PD-L1 is a direct target of cancer-FOXP3 in pancreatic ductal adenocarcinoma (PDAC), and combined immunotherapy with antibodies against PD-L1 and CCL5 is effective in the treatment of PDAC.

High expression of PD-L1 marks the poor prognosis of pancreatic ductal adenocarcinomas (PDAC). However, the regulatory mechanism of PD-L1 remains elusive. We recently reported that cancer Forkhead box protein 3 (Cancer-FOXP3 or C-FOXP3) promoted immune evasion of PDAC by recruiting Treg cells into PDAC via upregulation of CCL5. In this study, we confirmed that PD-L1 was overexpressed in PDAC samples from two independent cohorts of patients with radical resection.
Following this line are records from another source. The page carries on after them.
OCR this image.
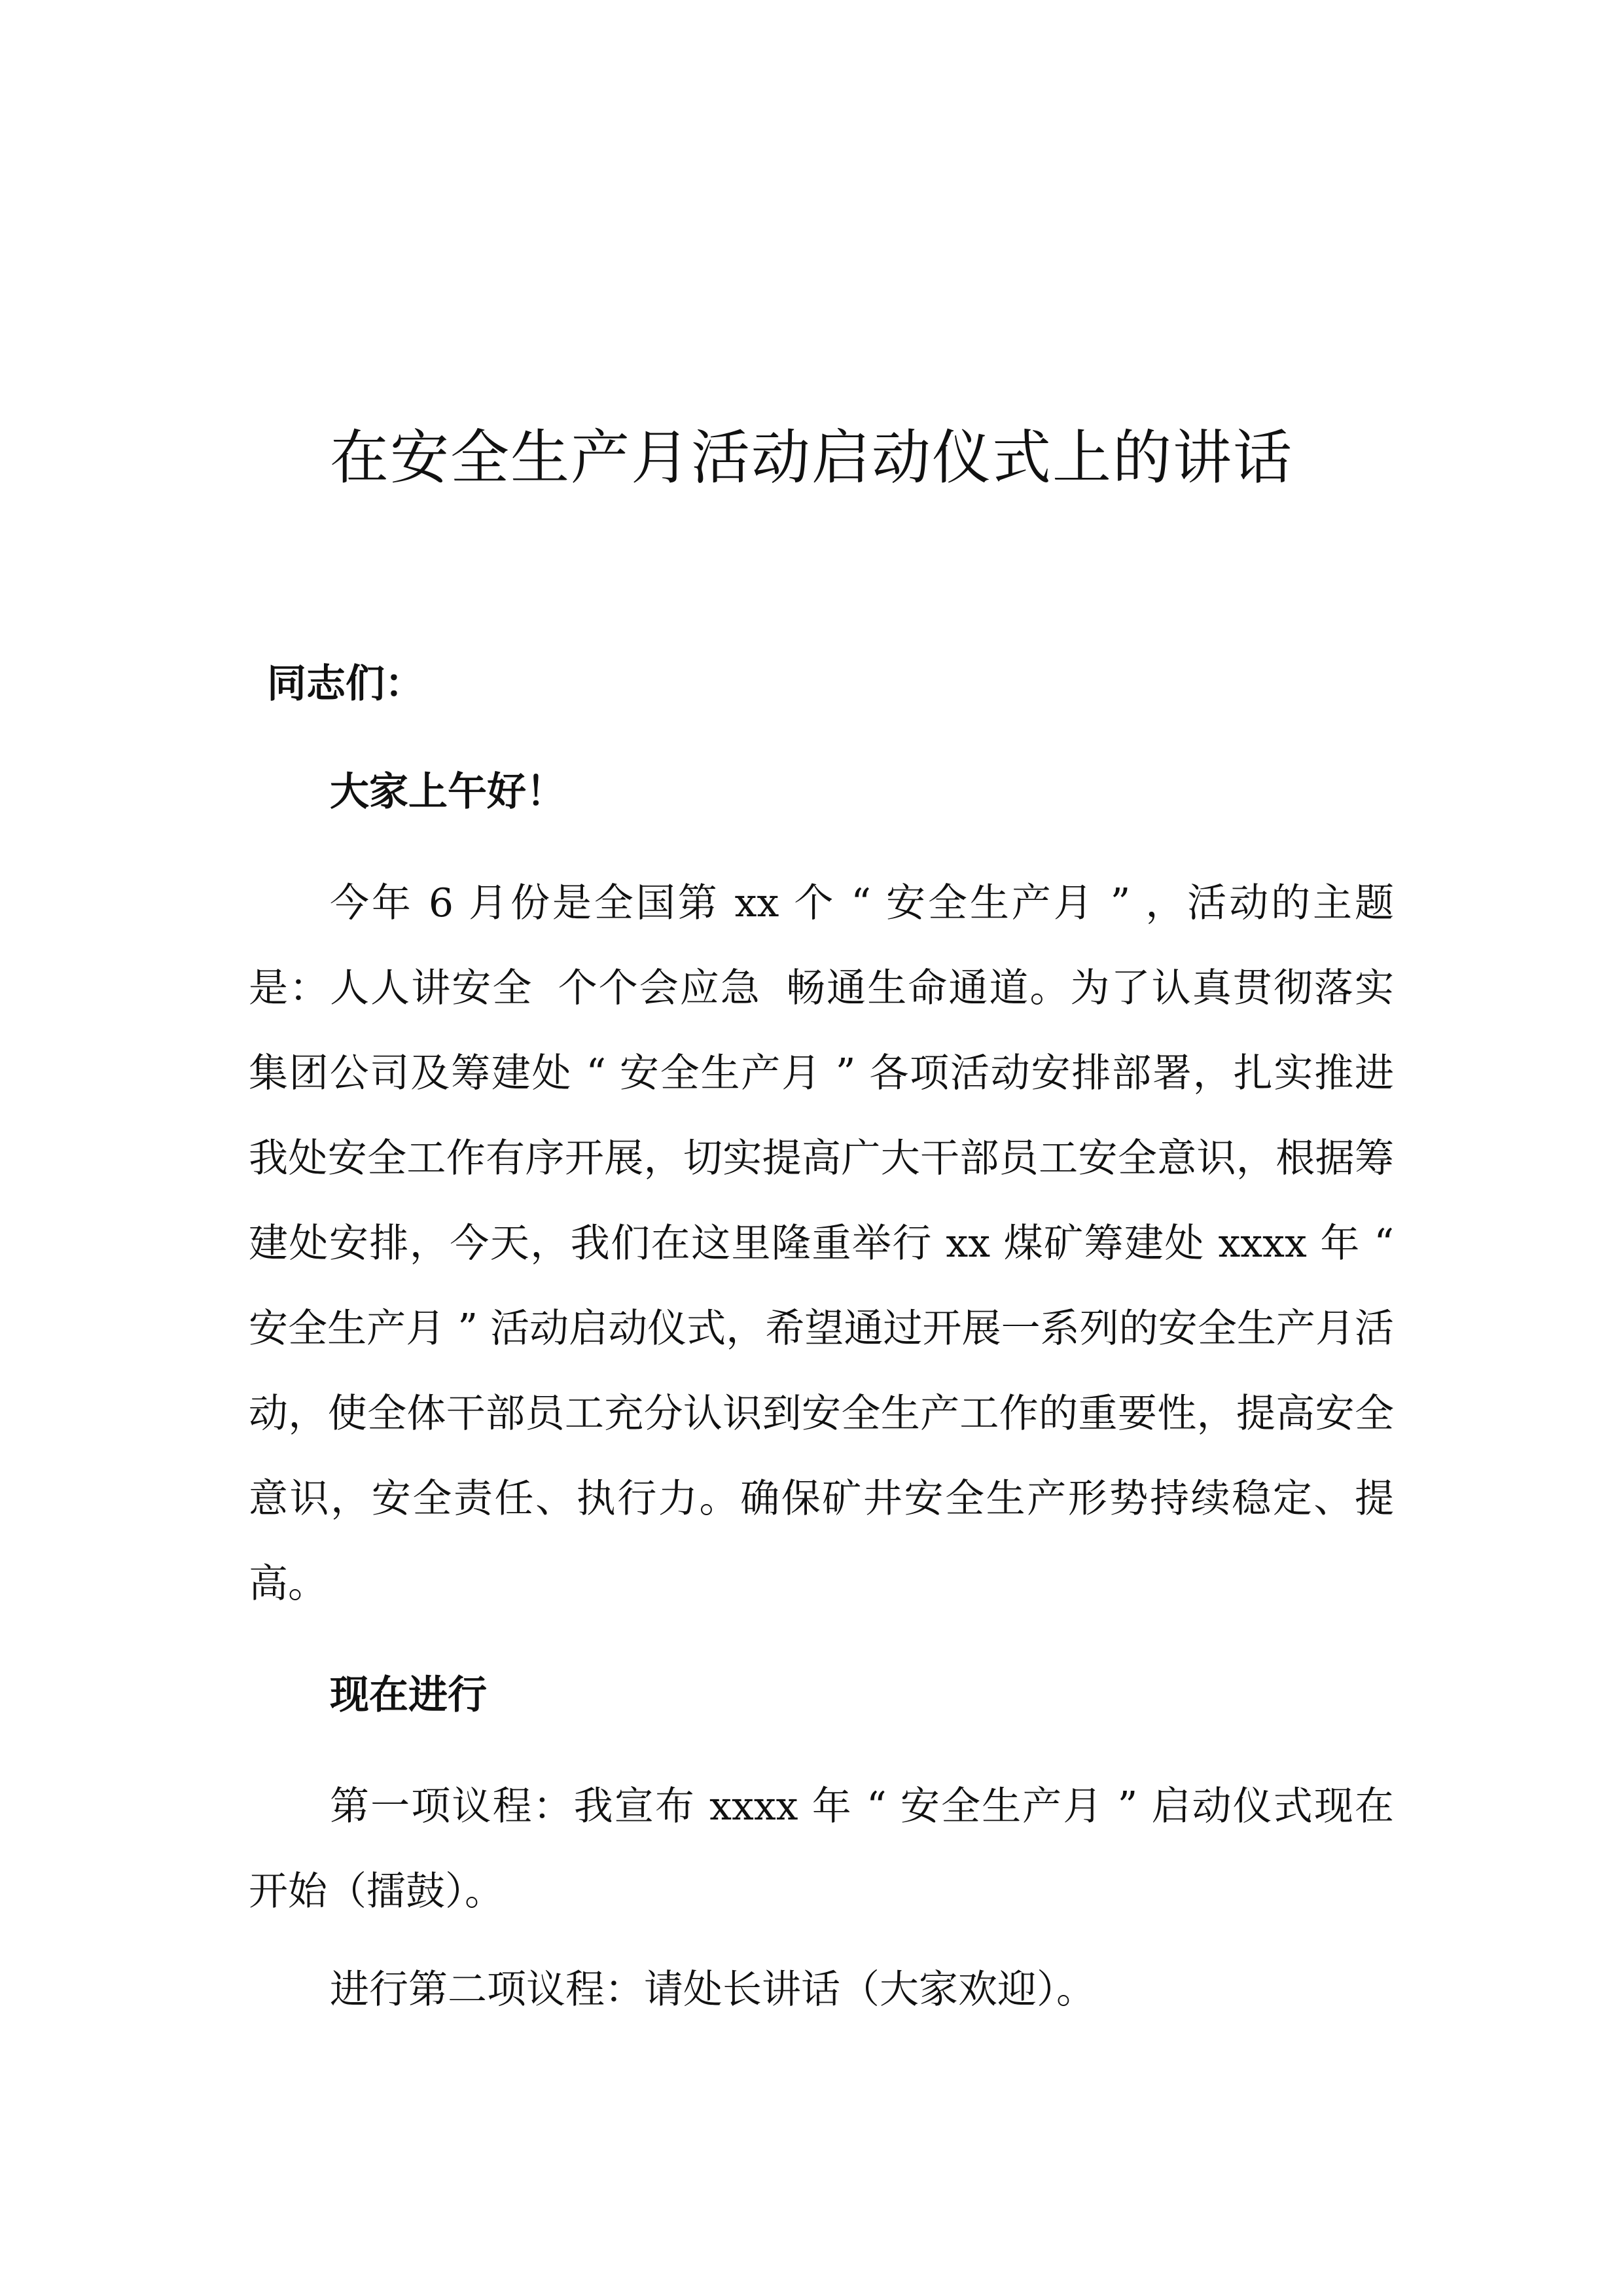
在安全生产月活动启动仪式上的讲话
同志们：
大家上午好！

今年 6 月份是全国第 xx 个 “ 安全生产月 ” ，活动的主题是：人人讲安全 个个会应急 畅通生命通道。为了认真贯彻落实集团公司及筹建处 “ 安全生产月 ” 各项活动安排部署，扎实推进我处安全工作有序开展，切实提高广大干部员工安全意识，根据筹建处安排，今天，我们在这里隆重举行 xx 煤矿筹建处 xxxx 年 “ 安全生产月 ” 活动启动仪式，希望通过开展一系列的安全生产月活动，使全体干部员工充分认识到安全生产工作的重要性，提高安全意识，安全责任、执行力。确保矿井安全生产形势持续稳定、提高。

现在进行

第一项议程：我宣布 xxxx 年 “ 安全生产月 ” 启动仪式现在开始（擂鼓）。

进行第二项议程：请处长讲话（大家欢迎）。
Moreover, C-FOXP3 was colocalized and correlated with the expression of PD-L1 in tumor cells at the mRNA and protein levels, and this finding was confirmed by the The Cancer Genome Atlas (TCGA) database. Chromatin immunoprecipitation (ChIP) revealed that C-FOXP3 directly bound to the promoter region of PD-L1 in pancreatic cancer cells. Furthermore, overexpression of C-FOXP3 activated the luciferase reporter gene under the control of the PD-L1 promoter. However, mutation of the binding motif-a completely reversed the luciferase activity. In addition, C-FOXP3-induced upregulation of PD-L1 effectively inhibited the activity of CD8+ T cells. Based on our recent finding that the CCL-5 antibody achieved a better response to PDAC models with high C-FOXP3 levels, we further demonstrated that the PD-L1 antibody strengthened the antitumor effect of CCL-5 blockade in xenograft and orthotopic mouse models with high C-FOXP3 levels. In conclusion, C-FOXP3 directly activates PD-L1 and represents a core transcription factor that mediates the immune escape of PDAC. Combined blockade of PD-L1 and CCL-5 may provide an effective therapy for patients with PDAC that have high C-FOXP3 levels.